As her next victim, the Dr gives me 6 small envelopes of pills. Each packet reads in English the frequency I’m to ingest, and in Sinhalese, or perhaps Tamil, the chemicals within. I can only assume they’re antibiotics, as there’s no reason she would try to kill me; she doesn’t have a hood vibe going on.

Now it’s time for the “clean out”. It’s a phrase clearly rehearsed in English, that sounds like something my glittery My Little Pony would enjoy, but as the Dr wields around the sharp metal device I can tell what’s about to happen is nothing like sunshine and lollipops.

Grabbing my leg he squeezes first with all his strength to push out the green pus. Instinctively my head arches back in pain and sweat pours out like the devil attempting to leave my body. My heart’s suddenlt beating at a rate far greater than resting, and I’m puffing like l’ve just committed an armed robbery. He’s lurching at me now like the devil just came out of me and entered him!

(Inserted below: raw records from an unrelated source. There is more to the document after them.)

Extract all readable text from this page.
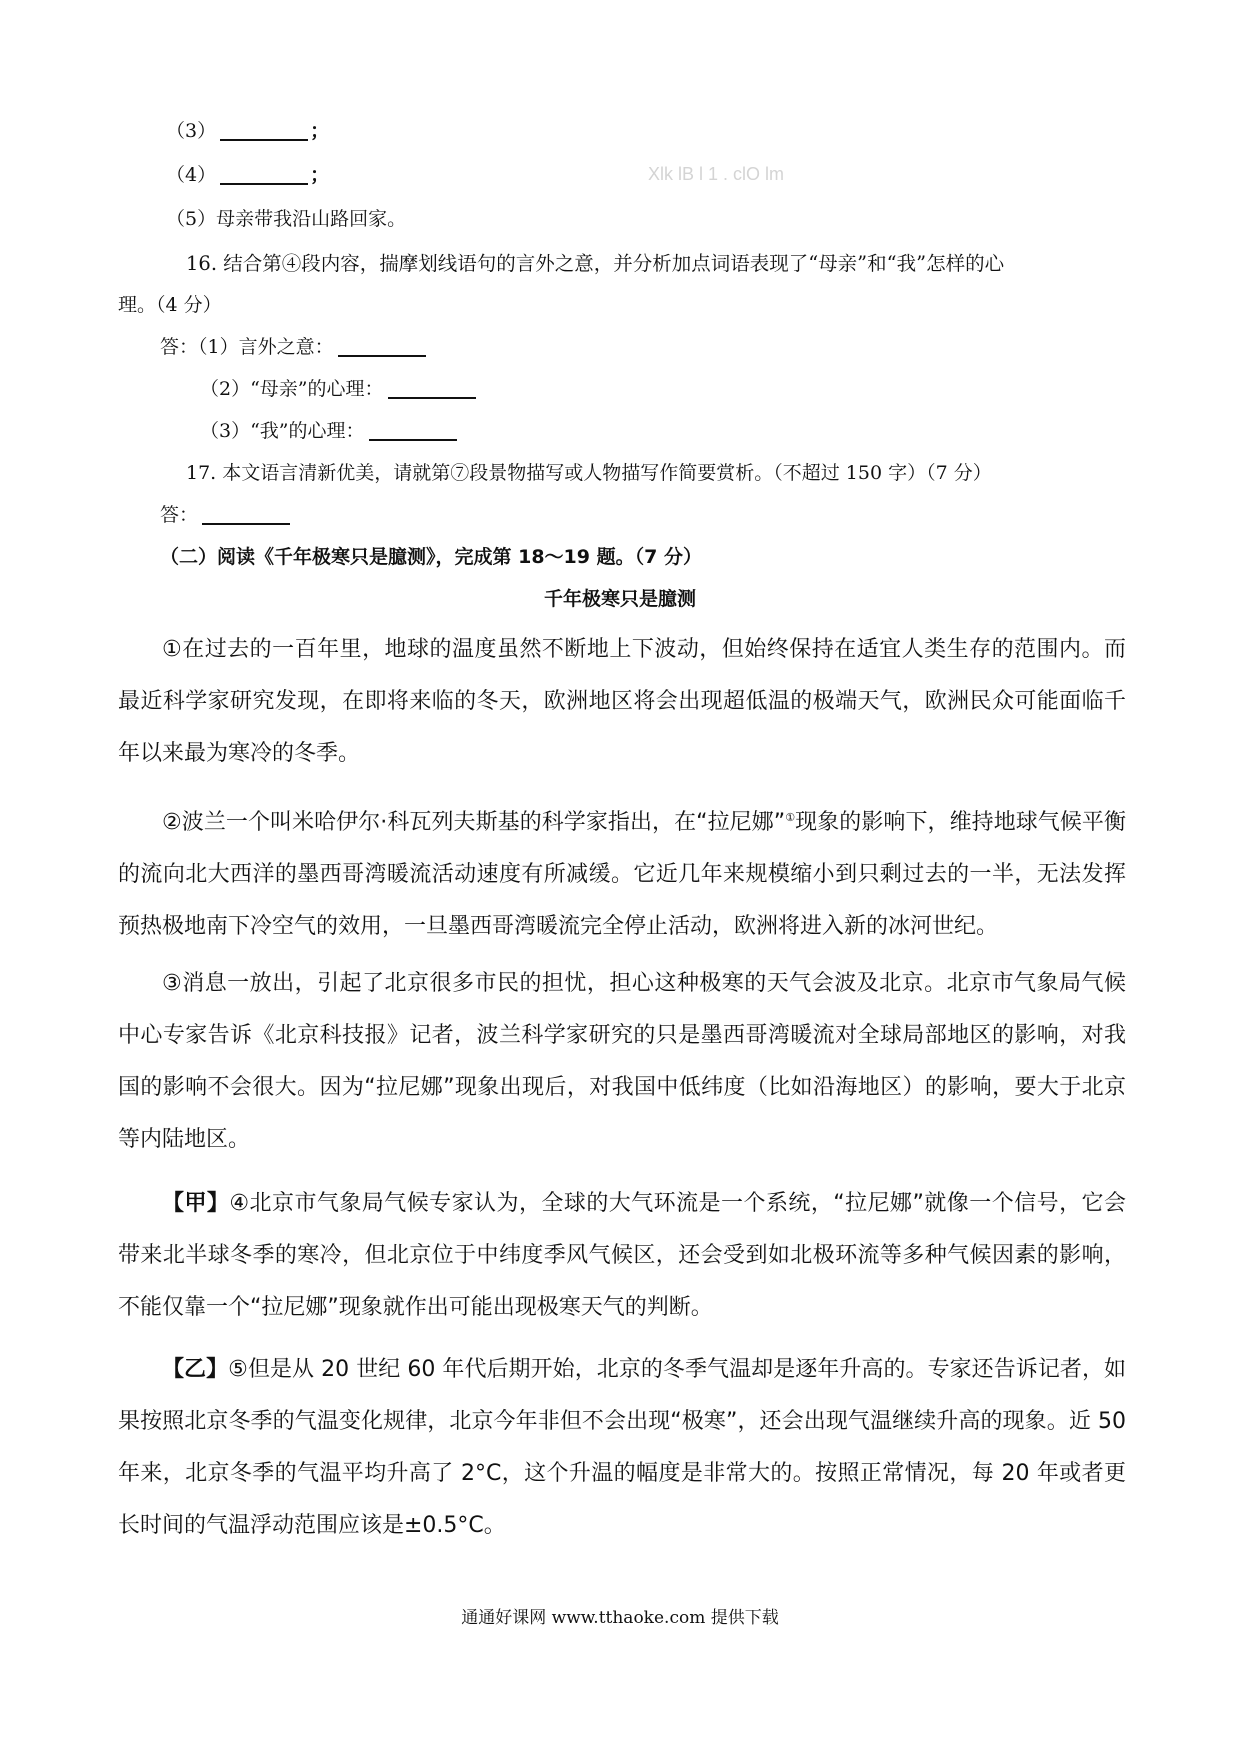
（3）	；
（4）	；	Xlk lB l 1 . clO lm
（5）母亲带我沿山路回家。
16. 结合第④段内容，揣摩划线语句的言外之意，并分析加点词语表现了“母亲”和“我”怎样的心
理。（4 分）
答：（1）言外之意：
（2）“母亲”的心理：
（3）“我”的心理：
17. 本文语言清新优美，请就第⑦段景物描写或人物描写作简要赏析。（不超过 150 字）（7 分）
答：
（二）阅读《千年极寒只是臆测》，完成第 18～19 题。（7 分）
千年极寒只是臆测
①在过去的一百年里，地球的温度虽然不断地上下波动，但始终保持在适宜人类生存的范围内。而最近科学家研究发现，在即将来临的冬天，欧洲地区将会出现超低温的极端天气，欧洲民众可能面临千年以来最为寒冷的冬季。
②波兰一个叫米哈伊尔·科瓦列夫斯基的科学家指出，在“拉尼娜”①现象的影响下，维持地球气候平衡的流向北大西洋的墨西哥湾暖流活动速度有所减缓。它近几年来规模缩小到只剩过去的一半，无法发挥预热极地南下冷空气的效用，一旦墨西哥湾暖流完全停止活动，欧洲将进入新的冰河世纪。
③消息一放出，引起了北京很多市民的担忧，担心这种极寒的天气会波及北京。北京市气象局气候中心专家告诉《北京科技报》记者，波兰科学家研究的只是墨西哥湾暖流对全球局部地区的影响，对我国的影响不会很大。因为“拉尼娜”现象出现后，对我国中低纬度（比如沿海地区）的影响，要大于北京等内陆地区。
【甲】④北京市气象局气候专家认为，全球的大气环流是一个系统，“拉尼娜”就像一个信号，它会带来北半球冬季的寒冷，但北京位于中纬度季风气候区，还会受到如北极环流等多种气候因素的影响，不能仅靠一个“拉尼娜”现象就作出可能出现极寒天气的判断。
【乙】⑤但是从 20 世纪 60 年代后期开始，北京的冬季气温却是逐年升高的。专家还告诉记者，如果按照北京冬季的气温变化规律，北京今年非但不会出现“极寒”，还会出现气温继续升高的现象。近 50 年来，北京冬季的气温平均升高了 2°C，这个升温的幅度是非常大的。按照正常情况，每 20 年或者更长时间的气温浮动范围应该是±0.5°C。
通通好课网 www.tthaoke.com 提供下载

Without a second thought, much less a vocal warning, he’s plunged the silver object – now with some sort of surgical fabric in its grasp – directly into the first of two gaping holes in my shin. What is he thinking? What am I thinking? What’s going on? Am I about to pass out? Is my ridiculously handsome blonde haired, blue eyed, body guard also going to pass out? Before I can get my thoughts to slow down from the panic, he’s now lurched the object into the second gaping hole, gleefully pulling my insides out. He comes back for more, like his devil arms are reaching for their last meal.

And then it’s over. Suddenly his face is looking angelic, my body guard has colour back in his lips, and my sweat sodden clothes are providing a much needed cool cloak of armour. He’s asked me to repeat the service in two day’s time; a request I’d rather be the subject of a drive by shooting than volunteer to.

I’m handed a book with neatly ruled columns made using Biro, and politely asked to consider my donation amount. It seems customary for foreigners to pay for torture here, and with the swollen queue of local Sri Lankans patiently waiting in the corridor, I’m only too happy to oblige.

With Regulate long since faded into the background and haunting scilence echoing through my brain, my body guard and I resolve to always take a flash light.